What Do a 1915 A4 Gibson Mandolin, Severus Snape, and a Whirlpool Stackable Washer-Dryer Have in Common?

Yes, you guessed it, they are my favorite beaus. A doesn't mind, though. We have a swinging marriage. The washer-dryer is actually moving in with us soon, right into the kitchen. I have a great deal to say about this washer-dryer, and I will say it soon. Whoever's reading this, you may feel free to skip over that bit. When I get a new boyfriend, I become insufferable.

Saturday, September 22, 2007

Too Much Severus

My sissy has informed me that it is now too much Snape. That I've got a potions master fixation better kept to myself. Well, I can't guarantee anything, but for now it's back to Ripple, my older obsession. I revisited the No End in Sight Ripple-Along and was once again charmed by its sweetness and industry. I was glad to find that I still love Ripple. It's always a pleasant companion.

Friday, September 21, 2007

A Scent of the Darkest Kind



For those of your who love most unusual perfume, check out Mandragore by Annick Goutal. I have always loved her ephemeral scents, since my friend introduced me to Eau d'Hadrien. Now said friend recently gifted me with a little silver phial of this potions-inspired decidedly non-floral, and having used it up, I've ordered more in its haunting purple and gold bottle. Check it out--you won't smell yourself coming and going on the streets of wherever you live! Unless you live among very sophisticated and well-subsidized goths, that is...
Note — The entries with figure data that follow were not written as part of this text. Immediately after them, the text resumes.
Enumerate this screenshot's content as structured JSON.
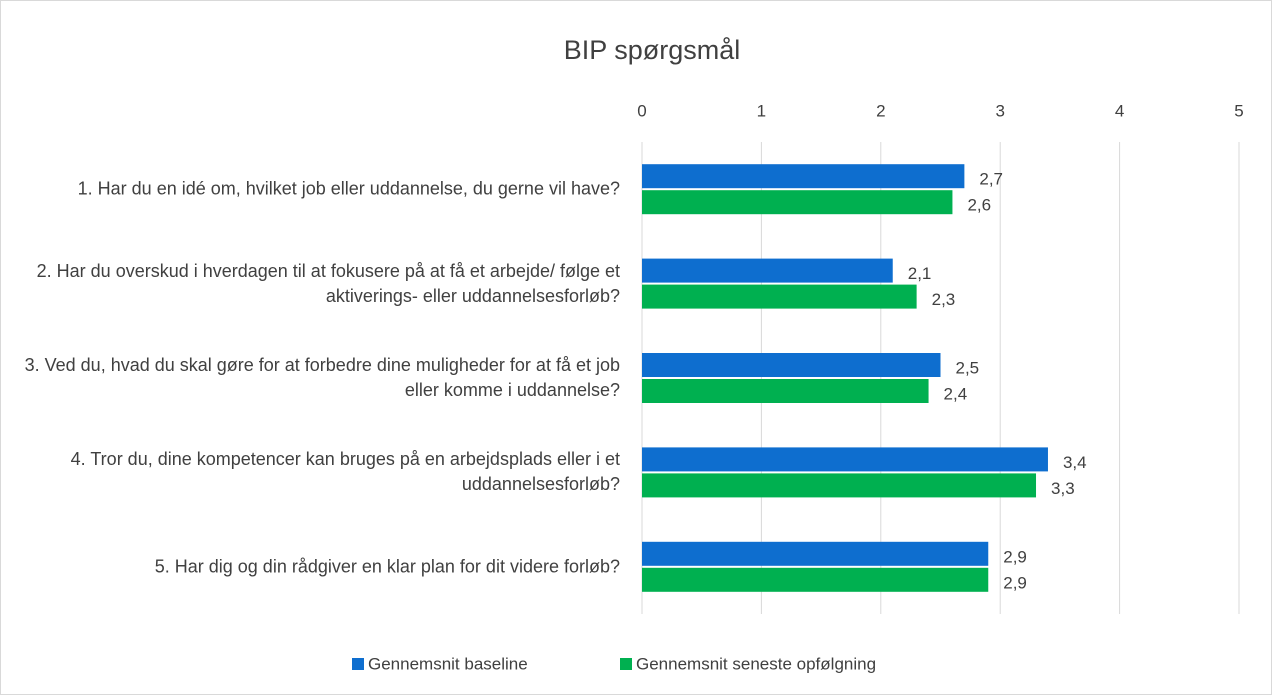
{
  "chart_data": {
    "type": "hbar",
    "title": "BIP spørgsmål",
    "categories": [
      "1. Har du en idé om, hvilket job eller uddannelse, du gerne vil have?",
      "2. Har du overskud i hverdagen til at fokusere på at få et arbejde/ følge et aktiverings- eller uddannelsesforløb?",
      "3. Ved du, hvad du skal gøre for at forbedre dine muligheder for at få et job eller komme i uddannelse?",
      "4. Tror du, dine kompetencer kan bruges på en arbejdsplads eller i et uddannelsesforløb?",
      "5. Har dig og din rådgiver en klar plan for dit videre forløb?"
    ],
    "series": [
      {
        "name": "Gennemsnit baseline",
        "color": "#0e6ecf",
        "values": [
          2.7,
          2.1,
          2.5,
          3.4,
          2.9
        ],
        "value_labels": [
          "2,7",
          "2,1",
          "2,5",
          "3,4",
          "2,9"
        ]
      },
      {
        "name": "Gennemsnit seneste opfølgning",
        "color": "#00b050",
        "values": [
          2.6,
          2.3,
          2.4,
          3.3,
          2.9
        ],
        "value_labels": [
          "2,6",
          "2,3",
          "2,4",
          "3,3",
          "2,9"
        ]
      }
    ],
    "xlim": [
      0,
      5
    ],
    "xticks": [
      0,
      1,
      2,
      3,
      4,
      5
    ],
    "grid": true,
    "legend": "bottom"
  }
}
Now, I'm back to the more humdrum world of police policy and procedure. I'm taking notes on a book called "Community Policing: Rhetoric or Reality?" if that gives you any indication. Well, a girl's gotta do her dissertation, doesn't she?

Monday, September 17, 2007

Dear Severus

If anyone out there is as slavishly devoted to Snape as I am, check out this bit of fan fic. I've only just emerged from the romantic vortex this moment...at a certain point, it's true, I began to skim for the Snape subplot, but it was well worth it.. We LOOOOOOVE him, right?